December 7, 2009
Hiding Child in Custody Dispute Amounts to Abuse or Neglect
A mother's hiding of her son for nearly two years in his grandmother's home, often in a crawl space behind a wall, amounted to neglect, a judge ruled Friday.
Franklin County Circuit Judge Melissa Drew's ruling was based partly on her agreement with a counselor's belief that the seclusion left the boy, now 7, with post-traumatic stress disorder.
Authorities have said the child's mother, Shannon Wilfong, began hiding him in 2007 during a custody dispute with his father, Michael Chekevdia. Wilfong and her mother, Diane Dobbs, kept the windows of Dobbs' house near Royalton blocked off with shades or other items and deprived the boy of contact with peers, medical care and education, Drew said.

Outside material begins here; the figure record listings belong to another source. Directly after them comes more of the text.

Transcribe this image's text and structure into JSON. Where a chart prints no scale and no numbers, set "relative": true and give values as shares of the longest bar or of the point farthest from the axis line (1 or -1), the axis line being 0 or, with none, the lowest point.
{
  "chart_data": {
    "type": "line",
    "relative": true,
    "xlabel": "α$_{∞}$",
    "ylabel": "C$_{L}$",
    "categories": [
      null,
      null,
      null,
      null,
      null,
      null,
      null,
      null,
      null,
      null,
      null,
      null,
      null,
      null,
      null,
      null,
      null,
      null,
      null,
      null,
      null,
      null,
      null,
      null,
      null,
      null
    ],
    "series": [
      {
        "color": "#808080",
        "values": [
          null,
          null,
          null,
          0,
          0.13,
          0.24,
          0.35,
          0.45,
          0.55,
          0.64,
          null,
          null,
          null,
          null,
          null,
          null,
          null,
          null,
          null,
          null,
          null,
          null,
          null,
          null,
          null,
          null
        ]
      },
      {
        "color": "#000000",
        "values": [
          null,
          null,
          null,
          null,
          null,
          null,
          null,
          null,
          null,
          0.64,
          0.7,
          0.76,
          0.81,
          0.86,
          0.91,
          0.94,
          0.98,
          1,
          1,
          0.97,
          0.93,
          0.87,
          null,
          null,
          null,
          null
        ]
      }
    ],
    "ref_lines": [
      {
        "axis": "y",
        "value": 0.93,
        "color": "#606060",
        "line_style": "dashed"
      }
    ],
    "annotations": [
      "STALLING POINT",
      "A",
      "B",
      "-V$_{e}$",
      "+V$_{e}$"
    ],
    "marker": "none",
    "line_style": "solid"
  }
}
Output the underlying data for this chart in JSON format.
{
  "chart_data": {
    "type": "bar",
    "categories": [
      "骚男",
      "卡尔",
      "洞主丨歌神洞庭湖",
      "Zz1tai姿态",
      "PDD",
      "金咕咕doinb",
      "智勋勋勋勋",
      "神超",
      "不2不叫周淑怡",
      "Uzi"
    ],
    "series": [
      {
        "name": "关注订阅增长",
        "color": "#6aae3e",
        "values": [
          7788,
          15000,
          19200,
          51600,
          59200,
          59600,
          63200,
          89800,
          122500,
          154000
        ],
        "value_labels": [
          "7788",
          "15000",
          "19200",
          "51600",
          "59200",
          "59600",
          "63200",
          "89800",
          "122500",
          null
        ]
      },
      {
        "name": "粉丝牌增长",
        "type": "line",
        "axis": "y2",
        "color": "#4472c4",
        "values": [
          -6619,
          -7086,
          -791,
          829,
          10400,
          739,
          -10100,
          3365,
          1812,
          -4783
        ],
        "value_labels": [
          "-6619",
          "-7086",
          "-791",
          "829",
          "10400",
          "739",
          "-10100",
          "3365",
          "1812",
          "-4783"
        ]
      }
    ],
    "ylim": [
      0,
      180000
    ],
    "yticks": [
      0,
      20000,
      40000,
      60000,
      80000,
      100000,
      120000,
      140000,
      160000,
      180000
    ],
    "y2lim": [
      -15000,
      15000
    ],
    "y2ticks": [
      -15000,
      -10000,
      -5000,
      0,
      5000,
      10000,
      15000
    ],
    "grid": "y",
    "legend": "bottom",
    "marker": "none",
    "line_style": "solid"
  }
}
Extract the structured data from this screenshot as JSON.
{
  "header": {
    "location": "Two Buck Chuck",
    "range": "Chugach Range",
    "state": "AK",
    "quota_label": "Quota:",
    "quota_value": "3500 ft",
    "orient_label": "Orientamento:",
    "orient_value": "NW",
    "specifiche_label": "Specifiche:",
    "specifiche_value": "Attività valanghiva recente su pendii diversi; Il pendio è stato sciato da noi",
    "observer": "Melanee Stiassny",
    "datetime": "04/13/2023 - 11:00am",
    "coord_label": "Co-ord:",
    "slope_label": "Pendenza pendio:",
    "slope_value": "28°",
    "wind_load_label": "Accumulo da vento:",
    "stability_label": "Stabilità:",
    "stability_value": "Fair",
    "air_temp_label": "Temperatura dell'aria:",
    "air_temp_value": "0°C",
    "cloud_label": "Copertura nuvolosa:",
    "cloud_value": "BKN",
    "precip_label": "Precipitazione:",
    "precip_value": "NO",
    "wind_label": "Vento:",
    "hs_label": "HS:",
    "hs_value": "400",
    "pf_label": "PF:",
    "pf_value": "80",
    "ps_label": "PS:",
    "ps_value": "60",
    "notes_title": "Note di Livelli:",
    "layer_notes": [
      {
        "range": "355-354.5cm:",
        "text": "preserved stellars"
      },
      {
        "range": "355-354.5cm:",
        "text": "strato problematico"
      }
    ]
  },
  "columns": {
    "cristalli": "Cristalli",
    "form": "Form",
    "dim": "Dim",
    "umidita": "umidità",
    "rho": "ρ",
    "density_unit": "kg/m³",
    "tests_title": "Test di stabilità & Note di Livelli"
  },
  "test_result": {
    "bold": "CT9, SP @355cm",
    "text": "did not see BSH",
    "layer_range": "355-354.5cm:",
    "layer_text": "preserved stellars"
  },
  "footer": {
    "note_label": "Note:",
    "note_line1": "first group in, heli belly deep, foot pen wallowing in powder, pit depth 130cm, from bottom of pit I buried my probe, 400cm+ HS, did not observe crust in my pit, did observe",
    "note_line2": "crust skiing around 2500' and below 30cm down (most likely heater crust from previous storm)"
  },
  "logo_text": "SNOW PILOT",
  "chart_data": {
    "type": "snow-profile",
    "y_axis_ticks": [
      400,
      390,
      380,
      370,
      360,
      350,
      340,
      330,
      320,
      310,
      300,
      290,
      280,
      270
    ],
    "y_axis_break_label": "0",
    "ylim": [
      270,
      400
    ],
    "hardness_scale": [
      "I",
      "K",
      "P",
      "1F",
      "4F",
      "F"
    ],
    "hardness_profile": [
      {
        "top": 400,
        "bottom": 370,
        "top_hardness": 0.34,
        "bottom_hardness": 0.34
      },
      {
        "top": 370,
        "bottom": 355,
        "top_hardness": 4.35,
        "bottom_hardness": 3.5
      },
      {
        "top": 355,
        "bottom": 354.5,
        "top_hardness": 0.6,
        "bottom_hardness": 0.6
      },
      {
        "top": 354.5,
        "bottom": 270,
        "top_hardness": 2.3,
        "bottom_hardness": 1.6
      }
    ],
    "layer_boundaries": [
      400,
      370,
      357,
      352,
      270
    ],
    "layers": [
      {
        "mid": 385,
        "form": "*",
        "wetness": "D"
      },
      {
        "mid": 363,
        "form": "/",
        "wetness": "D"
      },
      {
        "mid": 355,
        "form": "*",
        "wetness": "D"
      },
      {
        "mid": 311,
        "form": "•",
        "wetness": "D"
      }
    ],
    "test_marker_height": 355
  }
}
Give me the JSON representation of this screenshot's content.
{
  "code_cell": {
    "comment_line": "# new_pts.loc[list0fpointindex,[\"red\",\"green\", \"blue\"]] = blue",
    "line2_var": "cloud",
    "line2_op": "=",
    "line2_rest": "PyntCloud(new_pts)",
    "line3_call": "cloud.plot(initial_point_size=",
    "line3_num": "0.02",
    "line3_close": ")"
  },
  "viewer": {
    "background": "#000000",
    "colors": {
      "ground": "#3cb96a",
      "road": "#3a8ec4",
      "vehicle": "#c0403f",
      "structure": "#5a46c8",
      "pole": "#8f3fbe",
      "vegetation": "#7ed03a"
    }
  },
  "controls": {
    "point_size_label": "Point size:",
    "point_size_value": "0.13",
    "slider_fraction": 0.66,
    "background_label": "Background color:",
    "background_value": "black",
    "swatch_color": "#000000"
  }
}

Testimony showed the boy was allowed outside only at night or in a fenced-in area not visible to passers-by.
The crawl space was roughly 5 feet by 12 feet and about the height of a washing machine, hidden behind what Drew said was "nothing more than a hole in the wall" concealed by a bookcase.
Wilfong's attorney, Susan Burger, argued there was no neglect during the boy's time in seclusion. He was home-schooled, had no issues requiring a trip to the doctor, and was allowed to play outside, she said.
"This was not a case where the child was locked up, put in a crawl space, behind walls," Burger said.
The child at issue is currently in the temporary custody of a relative, while his parents battle for custody. Mom can't expect to fare too well when the court issues its ruling, expected in early January.